I have an odd scenario with two mail servers communicating with one another and need help determining which one is behaving correctly.
It's a little complicated to explain, so I think a SMTP conversation is probably the easiest way to describe it. In this scenario, mailserver1.foo.com is trying to pass a message to securityappliance.foo.com.
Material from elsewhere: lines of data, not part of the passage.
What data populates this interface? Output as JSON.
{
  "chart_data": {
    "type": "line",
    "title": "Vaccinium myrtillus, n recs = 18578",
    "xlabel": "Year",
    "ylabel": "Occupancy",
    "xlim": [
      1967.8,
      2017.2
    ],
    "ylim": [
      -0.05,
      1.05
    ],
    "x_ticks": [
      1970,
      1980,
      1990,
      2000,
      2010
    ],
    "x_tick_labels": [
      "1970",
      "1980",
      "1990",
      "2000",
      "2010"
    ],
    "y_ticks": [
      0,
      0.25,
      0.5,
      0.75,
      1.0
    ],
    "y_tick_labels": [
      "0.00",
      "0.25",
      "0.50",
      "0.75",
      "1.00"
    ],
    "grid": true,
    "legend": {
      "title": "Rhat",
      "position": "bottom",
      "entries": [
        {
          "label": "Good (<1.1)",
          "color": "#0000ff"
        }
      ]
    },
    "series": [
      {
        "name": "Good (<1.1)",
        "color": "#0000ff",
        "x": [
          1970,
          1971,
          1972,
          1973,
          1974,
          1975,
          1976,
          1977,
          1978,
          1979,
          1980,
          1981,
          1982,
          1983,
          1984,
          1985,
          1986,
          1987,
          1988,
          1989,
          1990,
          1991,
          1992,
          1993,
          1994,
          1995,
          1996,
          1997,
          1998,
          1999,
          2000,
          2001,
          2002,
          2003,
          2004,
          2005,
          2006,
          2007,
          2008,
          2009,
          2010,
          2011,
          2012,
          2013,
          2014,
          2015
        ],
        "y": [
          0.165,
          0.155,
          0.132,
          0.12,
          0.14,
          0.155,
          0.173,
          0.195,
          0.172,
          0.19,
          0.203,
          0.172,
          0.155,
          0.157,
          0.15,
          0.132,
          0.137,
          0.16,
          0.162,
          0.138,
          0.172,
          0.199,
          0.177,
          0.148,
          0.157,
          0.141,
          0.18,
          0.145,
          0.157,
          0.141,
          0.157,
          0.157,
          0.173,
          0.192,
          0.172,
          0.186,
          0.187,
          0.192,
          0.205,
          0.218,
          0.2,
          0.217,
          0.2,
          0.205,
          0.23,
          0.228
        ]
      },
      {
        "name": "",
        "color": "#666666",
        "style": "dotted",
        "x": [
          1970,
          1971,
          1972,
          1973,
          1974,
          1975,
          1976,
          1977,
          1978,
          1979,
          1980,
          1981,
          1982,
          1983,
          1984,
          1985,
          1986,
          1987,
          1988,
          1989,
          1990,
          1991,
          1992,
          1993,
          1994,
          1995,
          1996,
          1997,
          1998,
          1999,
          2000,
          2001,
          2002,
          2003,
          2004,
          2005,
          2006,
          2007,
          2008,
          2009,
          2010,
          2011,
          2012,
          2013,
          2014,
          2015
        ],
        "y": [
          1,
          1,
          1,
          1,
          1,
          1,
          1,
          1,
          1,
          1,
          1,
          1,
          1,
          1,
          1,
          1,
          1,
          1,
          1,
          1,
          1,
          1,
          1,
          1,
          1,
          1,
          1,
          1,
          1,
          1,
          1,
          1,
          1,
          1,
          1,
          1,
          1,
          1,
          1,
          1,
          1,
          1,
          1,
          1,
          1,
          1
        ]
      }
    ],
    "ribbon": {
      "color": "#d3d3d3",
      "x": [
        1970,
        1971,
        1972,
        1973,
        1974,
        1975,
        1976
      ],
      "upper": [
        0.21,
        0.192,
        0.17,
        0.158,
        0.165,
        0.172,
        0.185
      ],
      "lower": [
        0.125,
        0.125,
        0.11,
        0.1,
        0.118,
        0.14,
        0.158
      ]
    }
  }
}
SMTP workflow looks like this:
220 securityappliance.foo.com ESMTP Sendmail 8.14.4/8.14.4; Tue, 6 Mar 2018 14:21:53 -0800
EHLO mailserver1.foo.com
250-securityappliance.foo.com Hello mailserver1.foo.com [1.1.1.1], pleased to meet you
250-ENHANCEDSTATUSCODES
250-PIPELINING
250-8BITMIME
250-SIZE
250-DSN
250-ETRN
250-DELIVERBY
250 HELP
MAIL FROM:<footestuser@foo.com>
250 2.1.0 <footestuser@foo.com>... Sender ok
RCPT TO:<recipient@foo.com>
250 2.1.5 <recipient@foo.com>... Recipient ok
DATA
354 Enter mail, end with "." on a line by itself
X-Example-Header-Blah: Blah
From: <footestuser@foo.com>
To: <recipient@foo.com>
Subject: Message #1. I expect this to fail and am not concerned about that.
Extra text/attachments.
.
550 5.3.0 Requested action on message failed; message rejected
MAIL FROM:<completelydifferentsender@completelydifferentmessage.com>
557 5.3.0 Milter Implementation Error: Invalid argument passed
So, we have two messages that were being delivered in single-file as part of the same SMTP connection. The first message results in a 550 error (we know why that happened). The upstream mail server then immediately submits another MAIL FROM:
command and that gets rejected (because the security appliance thinks it's part of the same transaction.
Does the upstream server need to issue a RSET
command before sending the completely separate message? Or should the receiving security appliance understand that the email is completely different and not consider it a part of message #1?
I hope this makes sense. I'll be happy to clarify. I'm trying to determine which end-entity is in the right so I can engage the appropriate support resource.